The Playing ON Way: The Importance of Reflective Practice
Over the last few years, Playing ON has begun incorporating reflective practice into projects such as in the process of our last major production Can I Help You? and embedded within community projects, such as Urban Tribe in collaboration with NHS East London Foundation Trust. In this blog, we begin to delve further into discussions around the need for reflective practice, and how we employ the practice here at Playing ON, with input from our Artistic Director, Jim Pope, Executive Director, Rhian Davies and reflective practitioner, Jassy Denison.
What is reflective practice?
Reflective practice offers a space for those involved in programme delivery to prepare for, review and process the work that they have been doing, and has become a key element of the Playing ON approach. Reflective practice is offered as a group activity, involving the whole team, and can take place face-to-face or online. Typically, sessions last between 1.5 and 3hrs and take place at the start of a programme, part way through, and at the end. Depending on the circumstances and needs of the team, 1-1 support may also be provided. Reflective practice is delivered by someone who is not part of the programme delivery team. This creates the opportunity for programme managers or directors to step out of their role for a time, and for the organisation’s aims and objectives to be upheld by someone else.
What does reflective practice entail?
The focus of reflective practice is the delivery of the programme - including team, participants, material, facilitation - and each team member’s relationship to this. Although contextual or practical issues may come up in the session, the emphasis is not on problem solving, information sharing, contracts, evaluation or other organisational matters. Instead the process and content is flexible, based on what is emerging for participants or needs attention, and may include:
● Hopes, aspirations, possibilities for the work
● Review of the delivery - key moments, highlights, challenges - exploration, insights and learning
● Relationships with and feelings about participants/audience
● Creating a Team Agreement based on shared challenges, needs and requests about working together
How has Playing ON used reflective practice in the past?
We ask a lot of our participants in terms of sharing their lived experiences, and we also ask a lot of our delivery teams as they hear and hold these experiences in the workshop spaces. Our teams support the participants and the reflective practice supports the teams. In our most recent professional production, Can I Help You? The intensity of the subject matter brought up a lot for the whole team, actors, stage manager and director and it was important to support them to support each other as the project developed.
How does Playing ON plan on using reflective practice in the future?
Reflective practice is a part of our commitment to supporting the Playing ON workforce and we now include a budget line for it on every project. It's a vital part of community building that happens across a project and ensures that our freelancers have a space where their concerns, worries, ambitions and learning are held safe. We have several projects happening across this year including a project with care experienced young people, one with young patients in an NHS trust and another with young people in South London, all of these will have reflective practice sessions to ensure the delivery teams are supported and able to deliver their best work. As we plan our next professional productions we’ll be including reflective practice at key points in the journey. We are also having early discussions with a couple of key players in the industry with a view to creating some wellbeing guidelines to standardise best practice when working with vulnerable groups. This will definitely contain an element of reflective practice and will hopefully provide a valuable resource for anyone wishing to work within socially inclusive settings.
Our message to the industry: Reflective Practice is essential.
We know freelancers have a raw deal in the theatre industry, it's not news to those of us who freelance but the message is now getting across to the decision makers in larger organisations. For anyone not in the know... have a read of The Big Freelancer Report created by Freelancers Make Theatre Work and others over the past year.

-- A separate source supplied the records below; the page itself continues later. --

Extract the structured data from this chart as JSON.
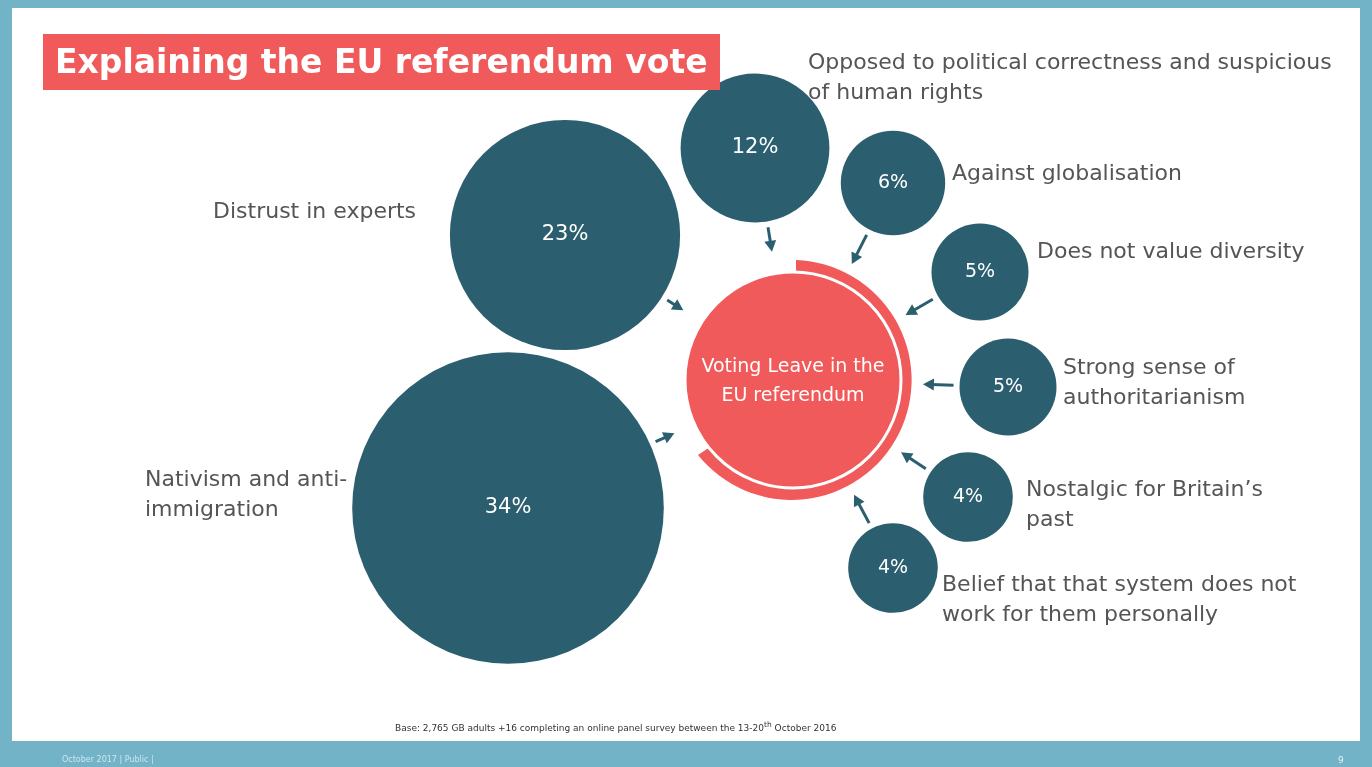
{
  "chart_data": {
    "type": "other",
    "title": "Explaining the EU referendum vote",
    "categories": [
      "Distrust in experts",
      "Nativism and anti-immigration",
      "Opposed to political correctness and suspicious of human rights",
      "Against globalisation",
      "Does not value diversity",
      "Strong sense of authoritarianism",
      "Nostalgic for Britain’s past",
      "Belief that that system does not work for them personally"
    ],
    "values": [
      23,
      34,
      12,
      6,
      5,
      5,
      4,
      4
    ],
    "value_labels": [
      "23%",
      "34%",
      "12%",
      "6%",
      "5%",
      "5%",
      "4%",
      "4%"
    ],
    "color": "#2b5f70",
    "annotations": [
      "Voting Leave in the EU referendum",
      "Base: 2,765 GB  adults +16  completing an online panel survey between the 13-20$^{th}$ October 2016",
      "October 2017 |  Public |",
      "9"
    ]
  }
}
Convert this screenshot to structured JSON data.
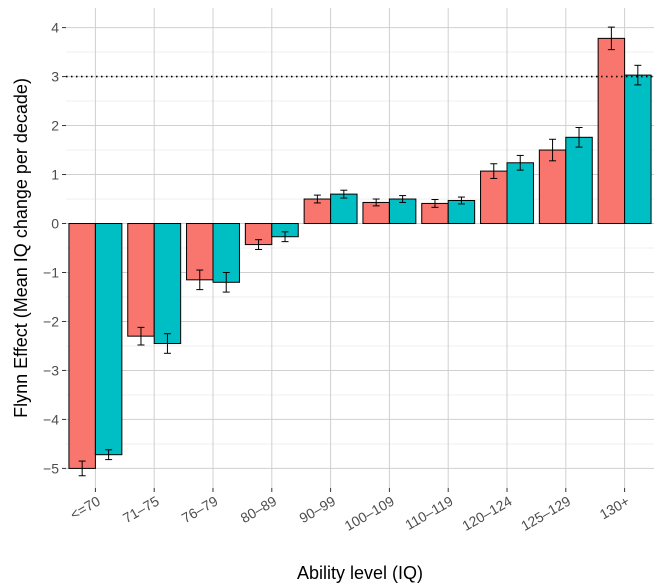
{
  "chart_data": {
    "type": "bar",
    "title": "",
    "xlabel": "Ability level (IQ)",
    "ylabel": "Flynn Effect (Mean IQ change per decade)",
    "ylim": [
      -5.4,
      4.4
    ],
    "yticks": [
      -5,
      -4,
      -3,
      -2,
      -1,
      0,
      1,
      2,
      3,
      4
    ],
    "ytick_labels": [
      "−5",
      "−4",
      "−3",
      "−2",
      "−1",
      "0",
      "1",
      "2",
      "3",
      "4"
    ],
    "categories": [
      "<=70",
      "71–75",
      "76–79",
      "80–89",
      "90–99",
      "100–109",
      "110–119",
      "120–124",
      "125–129",
      "130+"
    ],
    "grid": true,
    "legend": "none",
    "reference_line": {
      "y": 3,
      "style": "dotted"
    },
    "series": [
      {
        "color": "#F8766D",
        "values": [
          -5.0,
          -2.3,
          -1.15,
          -0.43,
          0.5,
          0.43,
          0.41,
          1.07,
          1.5,
          3.78
        ],
        "error": [
          0.15,
          0.18,
          0.2,
          0.1,
          0.08,
          0.07,
          0.08,
          0.15,
          0.22,
          0.23
        ]
      },
      {
        "color": "#00BFC4",
        "values": [
          -4.72,
          -2.45,
          -1.2,
          -0.27,
          0.6,
          0.5,
          0.47,
          1.24,
          1.76,
          3.03
        ],
        "error": [
          0.1,
          0.2,
          0.2,
          0.1,
          0.08,
          0.07,
          0.07,
          0.15,
          0.2,
          0.2
        ]
      }
    ]
  }
}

As an organisation contracting 10-20 freelancers a year we can do certain things to support them, this includes a fair pay policy including paying separate days for planning and where possible paying whole days regardless of the length of the session. The support freelancers need is not only financial. There's all those things employees can access in workplaces that enable them to feel at home, secure and to thrive in their work, including robust HR support, tangible line management and supervision, and feeling part of the culture of the organisation. Reflective practice is a key part of our strategy to try and provide these other workplace benefits to our project freelancers. The chance to get to know your team, a mix of core staff and freelancers, in a structured and purposeful work environment rather than relying on a post work pub trip means the playing field is levelled and all voices are valued as experts in their own experience of the project.
The Arts Council’s “Lets Create” strategy is a joy to behold pledging to ensure that by 2030 “every one of us has access to a remarkable range of high-quality cultural experiences.” It is so encouraging to know that the values of companies like ours, working with disenfranchised groups are being championed at the highest level. It is also the case that many people will be chasing funding and there is a risk that inexperienced practitioners, following the money will wander into challenging environments without adequate support systems in place to manage the wellbeing of themselves or the groups they are working with. In the therapeutic community, practitioners are required to undergo supervision in order to continue their work. Whilst it must be stressed that we are not in any way therapists, we are creating spaces for people to share, offload, challenge and transform.